Secularism requires religious neutrality on the part of the state. Interculturalism posits the integration of all citizens into a "common culture." In 2013, the then Parti Québécois government invoked both principles in tabling its Charter of Quebec Values, which would have prohibited public-sector employees from wearing "ostentatious" religious symbols. Of course, the Charter was mostly a politically driven ploy to win over rural voters. But it was grounded in principles championed by the Quebec left.
In the end, Quebec progressives saw the Charter for what it was – a cynical PQ attempt to stigmatize Muslims for political gain. But that hardly ended the debate over religious accommodation in Quebec. Even the Liberal provincial government now advocates forcing women to show their faces when dispensing or receiving public services.
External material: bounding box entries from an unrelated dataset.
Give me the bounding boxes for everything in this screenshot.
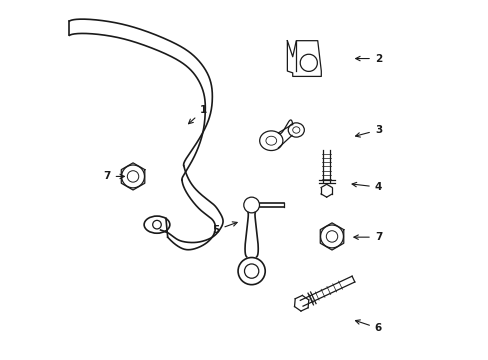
Text: 7: 7 [353,232,381,242]
Text: 4: 4 [351,182,381,192]
Text: 3: 3 [355,125,381,137]
Text: 6: 6 [355,320,381,333]
Text: 7: 7 [103,171,124,181]
Text: 5: 5 [212,222,237,235]
Text: 1: 1 [188,105,206,124]
Text: 2: 2 [355,54,381,64]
Even the far-left Québec Solidaire supports banning persons in positions of authority from wearing religious symbols.
Not surprisingly, then, the concept of a turban-wearing prime minister is a hard one for many Quebeckers to swallow. The idea of the country's highest elected representative, and the face of its government, openly displaying his religion is an affront to their secular values. For the most part, Mr. Singh has shown his Sikh faith to be perfectly compatible with the values of equality and social justice all New Democrats champion. But the Ontario MPP has also let his faith influence his policy positions, notably in his opposition to his province's sex-ed curriculum.
"Ontario is a diverse province and we must respect the diversity of beliefs when it comes to educating our children," the MPP for Bramalea-Gore-Malton said in 2015. That argument is a Trojan horse for Quebeckers, who frown on religious exceptions in public schools. The prospect of Mr. Singh being beholden to large Sikh populations in Ontario and British Columbia won't help him in Quebec, either.
There should be no conflict between a prime minister's faith and his or her ability to uphold secular values. But without winning Quebec, Mr. Singh may never get a chance to prove it.